IQVIA doesn’t report changes in list prices. It does, however, report changes in invoice prices. For brand-name drugs, changes in invoice and list prices are highly correlated. The chart below shows invoice and net price changes for brand-name products that are more than two years old and have not yet faced generic competition. In 2017, invoice prices grew by 6.9%, but net prices grew by only 1.9%.

[Click to Enlarge]

The slow growth in drug costs is consistent with the data that I discussed in New Express Scripts Data: The Drug Spending Slowdown Is Real. (I’ll be covering the other PBMs’ drug trend report in May.) I summarized the key factors behind the gross-to-net disparities in my article about payer power.

Though the gap between invoice and net prices narrowed in 2017, the total value of manufacturers’ gross-to-net reductions grew by 10%, from $139 billion to $153 billion.

3) Brand-name drug list prices are growing more slowly.

The IQVIA data also confirm that brand-name drug list prices have been increasing more slowly. Prior to 2015, growth in list and invoice prices had been increasing by 10% to 15%. Since then, list price growth has slowed. Such manufacturers as AbbVie, Allergan, and Novo Nordisk have announced plans to keep brand-name drug list price increases below 10% annually.

IQVIA expects that from 2018 to 2022, invoice price growth for brand-name drugs will range from 6% to 9% and net price growth to be 1% to 4%.

SOAPY WATERS

I’ve highlighted problems and distortions with our bubble buddy in numerous articles, including:
At last week's PCMA Policy Forum, Dr. Scott Gottlieb, commissioner of the U.S. Food and Drug Administration, delivered another must-read speech about the state of the drug channel. He commented about how high list prices with high rebates can hurt patients, and then applauded recent point-of-sale rebate efforts:
“I’m encouraged by the actions taken by some of your members to help patients, prescribers, and pharmacists identify more affordable medicines at the point of care.

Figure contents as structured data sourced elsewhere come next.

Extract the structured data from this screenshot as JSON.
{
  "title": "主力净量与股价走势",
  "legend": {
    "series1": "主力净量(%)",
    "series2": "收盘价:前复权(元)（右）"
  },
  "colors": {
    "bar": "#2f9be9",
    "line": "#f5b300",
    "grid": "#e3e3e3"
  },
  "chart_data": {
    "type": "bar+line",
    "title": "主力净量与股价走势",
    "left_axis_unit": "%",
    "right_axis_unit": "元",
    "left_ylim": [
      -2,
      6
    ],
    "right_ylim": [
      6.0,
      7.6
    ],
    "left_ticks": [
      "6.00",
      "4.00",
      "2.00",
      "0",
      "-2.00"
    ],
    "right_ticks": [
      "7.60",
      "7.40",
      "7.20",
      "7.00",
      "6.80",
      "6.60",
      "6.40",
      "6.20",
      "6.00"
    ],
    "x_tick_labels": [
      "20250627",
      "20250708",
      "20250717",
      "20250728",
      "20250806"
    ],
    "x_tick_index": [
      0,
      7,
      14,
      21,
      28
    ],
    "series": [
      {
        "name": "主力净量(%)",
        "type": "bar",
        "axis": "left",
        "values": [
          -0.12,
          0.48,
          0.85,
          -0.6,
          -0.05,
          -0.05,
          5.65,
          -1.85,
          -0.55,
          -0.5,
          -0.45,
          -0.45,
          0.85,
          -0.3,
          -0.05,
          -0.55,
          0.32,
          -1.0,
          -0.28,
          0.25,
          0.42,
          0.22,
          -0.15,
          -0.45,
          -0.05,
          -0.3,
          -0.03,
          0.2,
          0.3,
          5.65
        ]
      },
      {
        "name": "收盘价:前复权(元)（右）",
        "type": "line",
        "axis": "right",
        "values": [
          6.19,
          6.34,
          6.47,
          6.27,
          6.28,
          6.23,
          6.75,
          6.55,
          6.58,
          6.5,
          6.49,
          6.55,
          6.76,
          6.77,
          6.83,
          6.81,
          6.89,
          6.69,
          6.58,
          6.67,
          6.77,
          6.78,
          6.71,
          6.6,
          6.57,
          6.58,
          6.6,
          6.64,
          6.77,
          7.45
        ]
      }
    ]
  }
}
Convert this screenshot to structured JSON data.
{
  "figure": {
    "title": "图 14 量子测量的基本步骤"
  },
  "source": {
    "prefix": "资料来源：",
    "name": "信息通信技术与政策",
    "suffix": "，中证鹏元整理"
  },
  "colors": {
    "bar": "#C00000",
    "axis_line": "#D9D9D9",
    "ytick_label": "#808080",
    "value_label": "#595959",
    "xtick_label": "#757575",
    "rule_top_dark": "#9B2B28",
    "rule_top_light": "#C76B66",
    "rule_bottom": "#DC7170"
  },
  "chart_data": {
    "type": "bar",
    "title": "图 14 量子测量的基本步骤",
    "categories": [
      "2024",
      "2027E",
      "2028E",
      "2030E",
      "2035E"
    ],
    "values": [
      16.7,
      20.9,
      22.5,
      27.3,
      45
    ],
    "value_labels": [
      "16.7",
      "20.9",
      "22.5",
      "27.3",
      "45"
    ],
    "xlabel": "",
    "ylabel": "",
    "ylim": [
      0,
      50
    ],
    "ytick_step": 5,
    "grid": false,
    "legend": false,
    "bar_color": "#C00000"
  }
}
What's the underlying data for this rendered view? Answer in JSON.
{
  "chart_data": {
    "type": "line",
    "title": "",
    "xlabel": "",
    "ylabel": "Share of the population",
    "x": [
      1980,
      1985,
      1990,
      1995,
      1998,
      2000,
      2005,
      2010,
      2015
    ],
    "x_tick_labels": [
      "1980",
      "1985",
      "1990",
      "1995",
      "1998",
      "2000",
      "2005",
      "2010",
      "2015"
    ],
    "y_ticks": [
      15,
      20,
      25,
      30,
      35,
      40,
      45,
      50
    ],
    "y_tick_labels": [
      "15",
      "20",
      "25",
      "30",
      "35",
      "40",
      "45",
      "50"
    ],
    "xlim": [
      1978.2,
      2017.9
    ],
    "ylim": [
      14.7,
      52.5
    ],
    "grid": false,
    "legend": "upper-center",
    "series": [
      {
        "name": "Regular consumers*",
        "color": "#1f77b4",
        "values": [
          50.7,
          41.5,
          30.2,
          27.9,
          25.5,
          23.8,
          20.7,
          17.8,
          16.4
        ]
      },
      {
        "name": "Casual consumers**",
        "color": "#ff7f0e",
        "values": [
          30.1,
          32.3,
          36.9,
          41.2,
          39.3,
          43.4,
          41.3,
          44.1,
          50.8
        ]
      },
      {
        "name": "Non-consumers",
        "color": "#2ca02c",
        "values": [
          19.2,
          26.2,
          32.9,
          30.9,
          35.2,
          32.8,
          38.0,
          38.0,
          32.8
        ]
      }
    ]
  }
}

I also applaud the actions recently announced by some insurers that they would pass manufacturer’s drug rebates, often negotiated with PBMs, directly to their fully insured members with employer-based insurance – about 10 million covered lives. This is a bold action that will help create a fairer, more transparent market. I hope that other insurers, employers, and manufacturers follow their lead. I also hope that your industry will continue to innovate to make it more transparent to pass along these rebates.”
Like Mr. Squarepants, we are all ready for a reset of the current drug channel system.